Fast forward to the present, and we see the introduction of new terms, most prominently right now data science [1] and mHealth [2]. Many who are doing work in these areas talk of them as the primary focus of their work. I question, however, whether these are truly new disciplines, or just concentrations (at least for those working in health-related areas) within biomedical and health informatics [3]?

I am most concerned about mHealth, when I see new people coming forward with brilliant ideas and truly innovative technologies, yet not incorporating the experiences from decades of work in informatics. I do not deny that some aspects of using mobile connected devices for health are truly novel, yet what I consider to be the basic principles of informatics still apply, namely things like scalability, interoperability, usability, and so forth. I just see nothing novel enough about mHealth to not call it part of informatics.

The same holds, in my opinion, for data science. There are certainly "computationalist" techniques of which many who work in informatics are not skilled. "Big data" applications will require specialized knowledge. But informatics is a broad field, and no one can master everything. There are other aspects of informatics, such as (I am repeating myself from the previous paragraph here) scalability, interoperability, usability, and so forth that must be married from the results of data science to make the latter's output truly usable.
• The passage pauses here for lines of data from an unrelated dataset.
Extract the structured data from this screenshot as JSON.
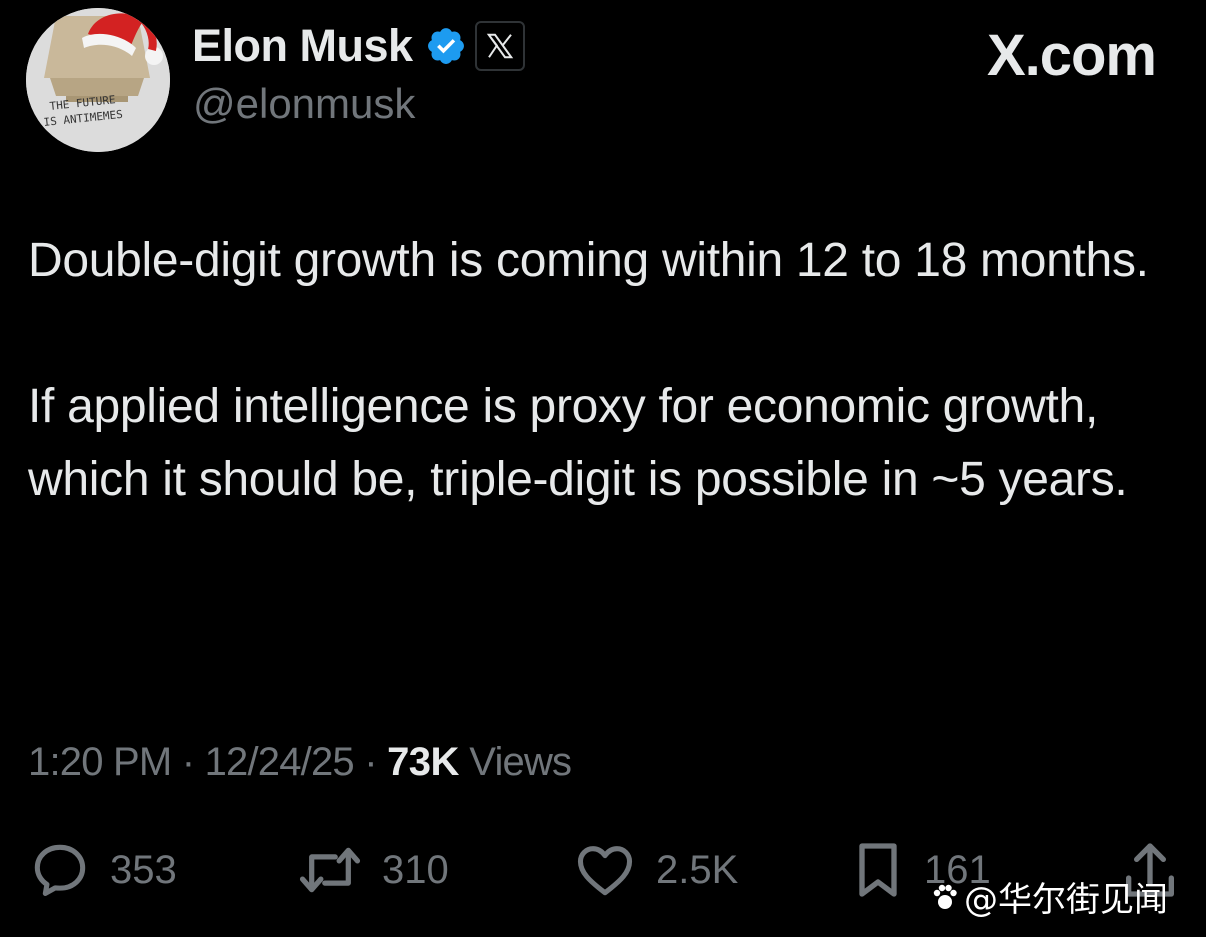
{
  "author": {
    "display_name": "Elon Musk",
    "handle": "@elonmusk",
    "avatar_text": [
      "THE FUTURE",
      "IS ANTIMEMES"
    ]
  },
  "brand": "X.com",
  "tweet": {
    "paragraphs": [
      "Double-digit growth is coming within 12 to 18 months.",
      "If applied intelligence is proxy for economic growth, which it should be, triple-digit is possible in ~5 years."
    ]
  },
  "meta": {
    "time": "1:20 PM",
    "sep1": "·",
    "date": "12/24/25",
    "sep2": "·",
    "views_count": "73K",
    "views_label": "Views"
  },
  "actions": {
    "replies": "353",
    "reposts": "310",
    "likes": "2.5K",
    "bookmarks": "161"
  },
  "watermark": "@华尔街见闻",
  "colors": {
    "background": "#000000",
    "text": "#e7e9ea",
    "secondary": "#71767b",
    "verified": "#1d9bf0"
  },
  "icons": [
    "verified-badge-icon",
    "x-logo-icon",
    "reply-icon",
    "repost-icon",
    "like-icon",
    "bookmark-icon",
    "share-icon"
  ]
}
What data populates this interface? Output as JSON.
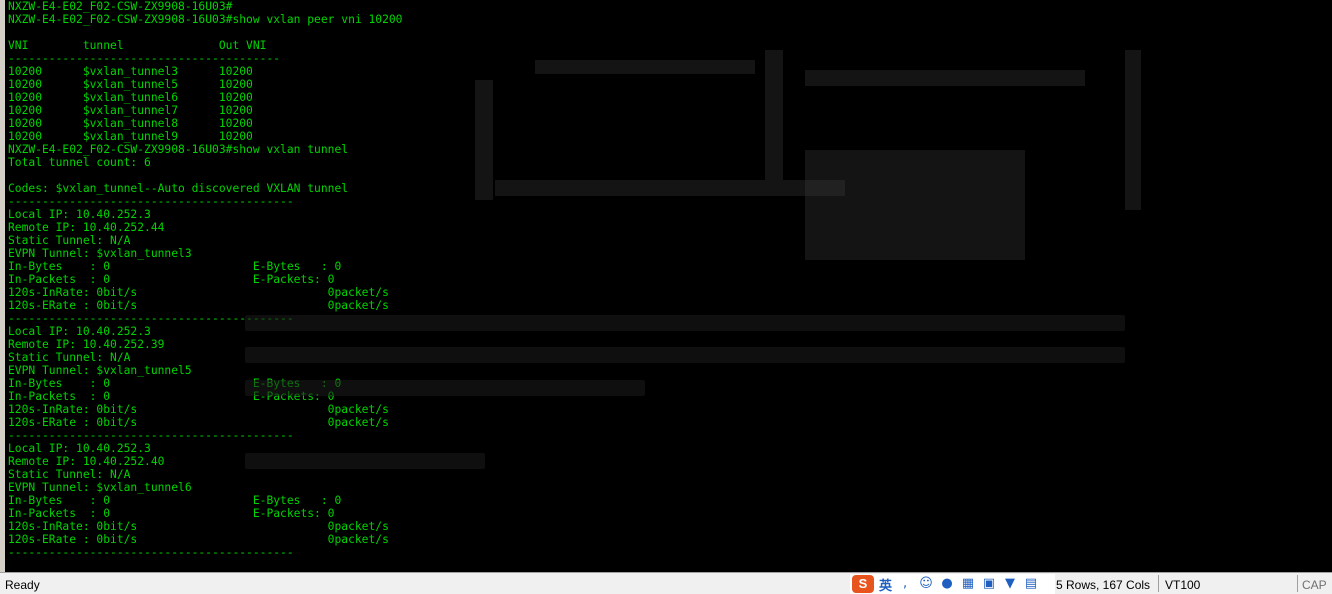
{
  "terminal": {
    "lines": [
      "NXZW-E4-E02_F02-CSW-ZX9908-16U03#",
      "NXZW-E4-E02_F02-CSW-ZX9908-16U03#show vxlan peer vni 10200",
      "",
      "VNI        tunnel              Out VNI",
      "----------------------------------------",
      "10200      $vxlan_tunnel3      10200",
      "10200      $vxlan_tunnel5      10200",
      "10200      $vxlan_tunnel6      10200",
      "10200      $vxlan_tunnel7      10200",
      "10200      $vxlan_tunnel8      10200",
      "10200      $vxlan_tunnel9      10200",
      "NXZW-E4-E02_F02-CSW-ZX9908-16U03#show vxlan tunnel",
      "Total tunnel count: 6",
      "",
      "Codes: $vxlan_tunnel--Auto discovered VXLAN tunnel",
      "------------------------------------------",
      "Local IP: 10.40.252.3",
      "Remote IP: 10.40.252.44",
      "Static Tunnel: N/A",
      "EVPN Tunnel: $vxlan_tunnel3",
      "In-Bytes    : 0                     E-Bytes   : 0",
      "In-Packets  : 0                     E-Packets: 0",
      "120s-InRate: 0bit/s                            0packet/s",
      "120s-ERate : 0bit/s                            0packet/s",
      "------------------------------------------",
      "Local IP: 10.40.252.3",
      "Remote IP: 10.40.252.39",
      "Static Tunnel: N/A",
      "EVPN Tunnel: $vxlan_tunnel5",
      "In-Bytes    : 0                     E-Bytes   : 0",
      "In-Packets  : 0                     E-Packets: 0",
      "120s-InRate: 0bit/s                            0packet/s",
      "120s-ERate : 0bit/s                            0packet/s",
      "------------------------------------------",
      "Local IP: 10.40.252.3",
      "Remote IP: 10.40.252.40",
      "Static Tunnel: N/A",
      "EVPN Tunnel: $vxlan_tunnel6",
      "In-Bytes    : 0                     E-Bytes   : 0",
      "In-Packets  : 0                     E-Packets: 0",
      "120s-InRate: 0bit/s                            0packet/s",
      "120s-ERate : 0bit/s                            0packet/s",
      "------------------------------------------"
    ],
    "text_color": "#00d400",
    "background": "#000000"
  },
  "statusbar": {
    "ready": "Ready",
    "ime_logo": "S",
    "ime_lang": "英",
    "ime_icons": [
      "punctuation-icon",
      "emoji-icon",
      "microphone-icon",
      "keyboard-icon",
      "toolbox-icon",
      "skin-icon",
      "grid-icon"
    ],
    "rows_cols": "5 Rows, 167 Cols",
    "terminal_type": "VT100",
    "caps": "CAP"
  }
}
One case in point is the growing number of analyses that predict undesired outcomes, such as hospital readmissions [4]. I am as intellectually interested in these applications as much as anyone, but until it is shown these analyses can be actionable, they will mostly remain interesting theoretical exercises.

I am excited for mobile health applications and advanced uses of data techniques to improve health, healthcare, and research. I hope that those pursuing them do not lose sight of the larger picture of providing end-to-end value for the use of data, information, and knowledge in health-related endeavors, i.e., the goal of biomedical and health informatics [3].

References

1. Davenport, TH and Patil, DJ (2012). Data Scientist: The Sexiest Job of the 21st Century. Harvard Business Review, October, 2012. http://hbr.org/2012/10/data-scientist-the-sexiest-job-of-the-21st-century/.
2. Krohn, R and Metcalf, D (2012). mHealth: From Smartphones to Smart Systems. Chicago, IL, Healthcare Information Management Systems Society.
3. Hersh, W (2009). A stimulus to define informatics and health information technology. BMC Medical Informatics & Decision Making. 9: 24. http://www.biomedcentral.com/1472-6947/9/24/.
4. Gildersleeve, R and Cooper, P (2013). Development of an automated, real time surveillance tool for predicting readmissions at a community hospital. Applied Clinical Informatics. 4: 153-169.